その場合、単に「30代女性向け」とするのではなく、もう少し具体的に人物像を描いていく。
「34歳、清澄白河在住。夫と二人暮らしで、1LDKの賃貸マンションに住んでいる。本人は日本橋にある化粧品メーカーでEC販促の仕事をしており、週2日は在宅勤務。夫は品川のIT企業でプロジェクトマネージャーをしている。世帯年収はXXX万円前後。平日は帰宅が20時近くになることも多い。家具はIKEAや無印で揃えてきたけれど、30代半ばになって、少しずつ“ちゃんと選んだもの”を置きたい気持ちが出てきた。ただ、いきなりヴィンテージ家具や海外作家ものに大きく投資するほどの知識や自信はまだない。週末は近所のカフェに行ったり、美術館の展示を見に行ったりする。SNSは主にインスタグラムを見ている」
……などなど。
このように、年齢や性別だけでなく、住んでいる場所、収入レンジ、よく見るメディア、休日の過ごし方、買い物の判断基準、憧れているもの、逆に抵抗を感じるものまで細かく肉付けしていく。ついでに、このペルソナに名前までつけて、徹底的にリアルな人物像を描くこともある。
そうすることで、商品の価格帯、デザイン、パッケージ、広告コピー、店舗を作るならその内装や接客のトーンまで、「この人に届けるならどうあるべきか」を判断しやすくなる。
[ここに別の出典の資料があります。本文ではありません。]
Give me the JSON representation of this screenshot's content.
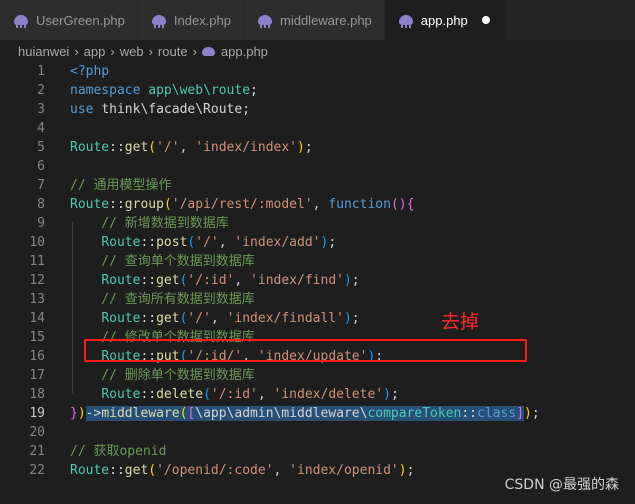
{
  "tabs": [
    {
      "label": "UserGreen.php"
    },
    {
      "label": "Index.php"
    },
    {
      "label": "middleware.php"
    },
    {
      "label": "app.php"
    }
  ],
  "breadcrumb": [
    "huianwei",
    "app",
    "web",
    "route",
    "app.php"
  ],
  "lines": [
    {
      "n": "1",
      "tokens": [
        {
          "t": "<?php",
          "c": "k"
        }
      ]
    },
    {
      "n": "2",
      "tokens": [
        {
          "t": "namespace ",
          "c": "k"
        },
        {
          "t": "app\\web\\route",
          "c": "t"
        },
        {
          "t": ";",
          "c": "p"
        }
      ]
    },
    {
      "n": "3",
      "tokens": [
        {
          "t": "use ",
          "c": "k"
        },
        {
          "t": "think\\facade\\Route",
          "c": "p"
        },
        {
          "t": ";",
          "c": "p"
        }
      ]
    },
    {
      "n": "4",
      "tokens": []
    },
    {
      "n": "5",
      "tokens": [
        {
          "t": "Route",
          "c": "t"
        },
        {
          "t": "::",
          "c": "p"
        },
        {
          "t": "get",
          "c": "f"
        },
        {
          "t": "(",
          "c": "b1"
        },
        {
          "t": "'/'",
          "c": "s"
        },
        {
          "t": ", ",
          "c": "p"
        },
        {
          "t": "'index/index'",
          "c": "s"
        },
        {
          "t": ")",
          "c": "b1"
        },
        {
          "t": ";",
          "c": "p"
        }
      ]
    },
    {
      "n": "6",
      "tokens": []
    },
    {
      "n": "7",
      "tokens": [
        {
          "t": "// 通用模型操作",
          "c": "c"
        }
      ]
    },
    {
      "n": "8",
      "tokens": [
        {
          "t": "Route",
          "c": "t"
        },
        {
          "t": "::",
          "c": "p"
        },
        {
          "t": "group",
          "c": "f"
        },
        {
          "t": "(",
          "c": "b1"
        },
        {
          "t": "'/api/rest/:model'",
          "c": "s"
        },
        {
          "t": ", ",
          "c": "p"
        },
        {
          "t": "function",
          "c": "k"
        },
        {
          "t": "()",
          "c": "b2"
        },
        {
          "t": "{",
          "c": "b2"
        }
      ]
    },
    {
      "n": "9",
      "tokens": [
        {
          "t": "    // 新增数据到数据库",
          "c": "c"
        }
      ]
    },
    {
      "n": "10",
      "tokens": [
        {
          "t": "    ",
          "c": "p"
        },
        {
          "t": "Route",
          "c": "t"
        },
        {
          "t": "::",
          "c": "p"
        },
        {
          "t": "post",
          "c": "f"
        },
        {
          "t": "(",
          "c": "b3"
        },
        {
          "t": "'/'",
          "c": "s"
        },
        {
          "t": ", ",
          "c": "p"
        },
        {
          "t": "'index/add'",
          "c": "s"
        },
        {
          "t": ")",
          "c": "b3"
        },
        {
          "t": ";",
          "c": "p"
        }
      ]
    },
    {
      "n": "11",
      "tokens": [
        {
          "t": "    // 查询单个数据到数据库",
          "c": "c"
        }
      ]
    },
    {
      "n": "12",
      "tokens": [
        {
          "t": "    ",
          "c": "p"
        },
        {
          "t": "Route",
          "c": "t"
        },
        {
          "t": "::",
          "c": "p"
        },
        {
          "t": "get",
          "c": "f"
        },
        {
          "t": "(",
          "c": "b3"
        },
        {
          "t": "'/:id'",
          "c": "s"
        },
        {
          "t": ", ",
          "c": "p"
        },
        {
          "t": "'index/find'",
          "c": "s"
        },
        {
          "t": ")",
          "c": "b3"
        },
        {
          "t": ";",
          "c": "p"
        }
      ]
    },
    {
      "n": "13",
      "tokens": [
        {
          "t": "    // 查询所有数据到数据库",
          "c": "c"
        }
      ]
    },
    {
      "n": "14",
      "tokens": [
        {
          "t": "    ",
          "c": "p"
        },
        {
          "t": "Route",
          "c": "t"
        },
        {
          "t": "::",
          "c": "p"
        },
        {
          "t": "get",
          "c": "f"
        },
        {
          "t": "(",
          "c": "b3"
        },
        {
          "t": "'/'",
          "c": "s"
        },
        {
          "t": ", ",
          "c": "p"
        },
        {
          "t": "'index/findall'",
          "c": "s"
        },
        {
          "t": ")",
          "c": "b3"
        },
        {
          "t": ";",
          "c": "p"
        }
      ]
    },
    {
      "n": "15",
      "tokens": [
        {
          "t": "    // 修改单个数据到数据库",
          "c": "c"
        }
      ]
    },
    {
      "n": "16",
      "tokens": [
        {
          "t": "    ",
          "c": "p"
        },
        {
          "t": "Route",
          "c": "t"
        },
        {
          "t": "::",
          "c": "p"
        },
        {
          "t": "put",
          "c": "f"
        },
        {
          "t": "(",
          "c": "b3"
        },
        {
          "t": "'/:id/'",
          "c": "s"
        },
        {
          "t": ", ",
          "c": "p"
        },
        {
          "t": "'index/update'",
          "c": "s"
        },
        {
          "t": ")",
          "c": "b3"
        },
        {
          "t": ";",
          "c": "p"
        }
      ]
    },
    {
      "n": "17",
      "tokens": [
        {
          "t": "    // 删除单个数据到数据库",
          "c": "c"
        }
      ]
    },
    {
      "n": "18",
      "tokens": [
        {
          "t": "    ",
          "c": "p"
        },
        {
          "t": "Route",
          "c": "t"
        },
        {
          "t": "::",
          "c": "p"
        },
        {
          "t": "delete",
          "c": "f"
        },
        {
          "t": "(",
          "c": "b3"
        },
        {
          "t": "'/:id'",
          "c": "s"
        },
        {
          "t": ", ",
          "c": "p"
        },
        {
          "t": "'index/delete'",
          "c": "s"
        },
        {
          "t": ")",
          "c": "b3"
        },
        {
          "t": ";",
          "c": "p"
        }
      ]
    },
    {
      "n": "19",
      "tokens": [
        {
          "t": "}",
          "c": "b2"
        },
        {
          "t": ")",
          "c": "b1"
        },
        {
          "t": "->",
          "c": "p sel"
        },
        {
          "t": "middleware",
          "c": "f sel"
        },
        {
          "t": "(",
          "c": "b1 sel"
        },
        {
          "t": "[",
          "c": "b2 sel"
        },
        {
          "t": "\\app\\admin\\middleware\\",
          "c": "p sel"
        },
        {
          "t": "compareToken",
          "c": "t sel"
        },
        {
          "t": "::",
          "c": "p sel"
        },
        {
          "t": "class",
          "c": "k sel"
        },
        {
          "t": "]",
          "c": "b2 sel"
        },
        {
          "t": ")",
          "c": "b1"
        },
        {
          "t": ";",
          "c": "p"
        }
      ]
    },
    {
      "n": "20",
      "tokens": []
    },
    {
      "n": "21",
      "tokens": [
        {
          "t": "// 获取openid",
          "c": "c"
        }
      ]
    },
    {
      "n": "22",
      "tokens": [
        {
          "t": "Route",
          "c": "t"
        },
        {
          "t": "::",
          "c": "p"
        },
        {
          "t": "get",
          "c": "f"
        },
        {
          "t": "(",
          "c": "b1"
        },
        {
          "t": "'/openid/:code'",
          "c": "s"
        },
        {
          "t": ", ",
          "c": "p"
        },
        {
          "t": "'index/openid'",
          "c": "s"
        },
        {
          "t": ")",
          "c": "b1"
        },
        {
          "t": ";",
          "c": "p"
        }
      ]
    }
  ],
  "annotation": "去掉",
  "watermark": "CSDN @最强的森"
}
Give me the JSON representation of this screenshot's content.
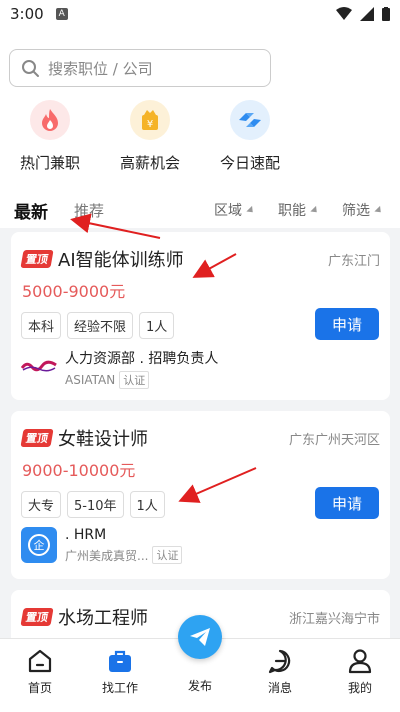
{
  "status": {
    "time": "3:00",
    "app_icon": "A"
  },
  "search": {
    "placeholder": "搜索职位 / 公司"
  },
  "quick_actions": [
    {
      "label": "热门兼职",
      "icon": "flame-icon",
      "color": "#f86b6b"
    },
    {
      "label": "高薪机会",
      "icon": "money-bag-icon",
      "color": "#f5b328"
    },
    {
      "label": "今日速配",
      "icon": "match-icon",
      "color": "#2f8cf0"
    }
  ],
  "tabs": {
    "latest": "最新",
    "recommend": "推荐"
  },
  "filters": [
    "区域",
    "职能",
    "筛选"
  ],
  "jobs": [
    {
      "pin": "置顶",
      "title": "AI智能体训练师",
      "location": "广东江门",
      "salary": "5000-9000元",
      "tags": [
        "本科",
        "经验不限",
        "1人"
      ],
      "apply": "申请",
      "company_role": "人力资源部 . 招聘负责人",
      "company_name": "ASIATAN",
      "cert": "认证"
    },
    {
      "pin": "置顶",
      "title": "女鞋设计师",
      "location": "广东广州天河区",
      "salary": "9000-10000元",
      "tags": [
        "大专",
        "5-10年",
        "1人"
      ],
      "apply": "申请",
      "company_role": ". HRM",
      "company_name": "广州美成真贸...",
      "cert": "认证"
    },
    {
      "pin": "置顶",
      "title": "水场工程师",
      "location": "浙江嘉兴海宁市"
    }
  ],
  "nav": {
    "home": "首页",
    "jobs": "找工作",
    "publish": "发布",
    "messages": "消息",
    "mine": "我的"
  },
  "colors": {
    "accent": "#1a73e8",
    "salary": "#e55a5a",
    "pin": "#e53935",
    "annotation": "#e02020"
  }
}
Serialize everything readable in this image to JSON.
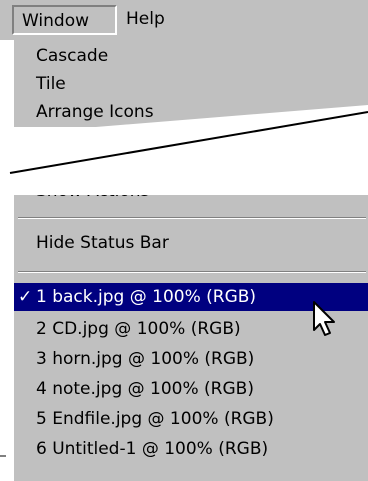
{
  "menubar": {
    "window_label": "Window",
    "help_label": "Help"
  },
  "window_menu": {
    "top_items": [
      "Cascade",
      "Tile",
      "Arrange Icons"
    ],
    "cut_item": "Show Actions",
    "status_item": "Hide Status Bar",
    "check_glyph": "✓",
    "documents": [
      {
        "label": "1 back.jpg @ 100% (RGB)",
        "checked": true
      },
      {
        "label": "2 CD.jpg @ 100% (RGB)",
        "checked": false
      },
      {
        "label": "3 horn.jpg @ 100% (RGB)",
        "checked": false
      },
      {
        "label": "4 note.jpg @ 100% (RGB)",
        "checked": false
      },
      {
        "label": "5 Endfile.jpg @ 100% (RGB)",
        "checked": false
      },
      {
        "label": "6 Untitled-1 @ 100% (RGB)",
        "checked": false
      }
    ]
  },
  "colors": {
    "menu_bg": "#c0c0c0",
    "highlight_bg": "#000080",
    "highlight_text": "#ffffff"
  }
}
インテリアの世界でも、統一感が重視されることは多いと思う。
バラバラなテイストの家具を置いたら空間がチグハグになるので、デザインや世界観は統一されているほうが美しい、という認識が一般的ではないだろうか。
一方、史上最も売れたアルバムである『スリラー』はどうだろう。
すでに説明したとおり、おおよそ、「統一感」という言葉はそぐわない作品だ。
けれど不思議なことに、「これはマイケルの作品である」というカラーは恐ろしく強く出ている。
ただバラバラなものと、『スリラー』のように多様でありながら強烈な印象を残すもの。その違いは一体どこにあるのだろうか。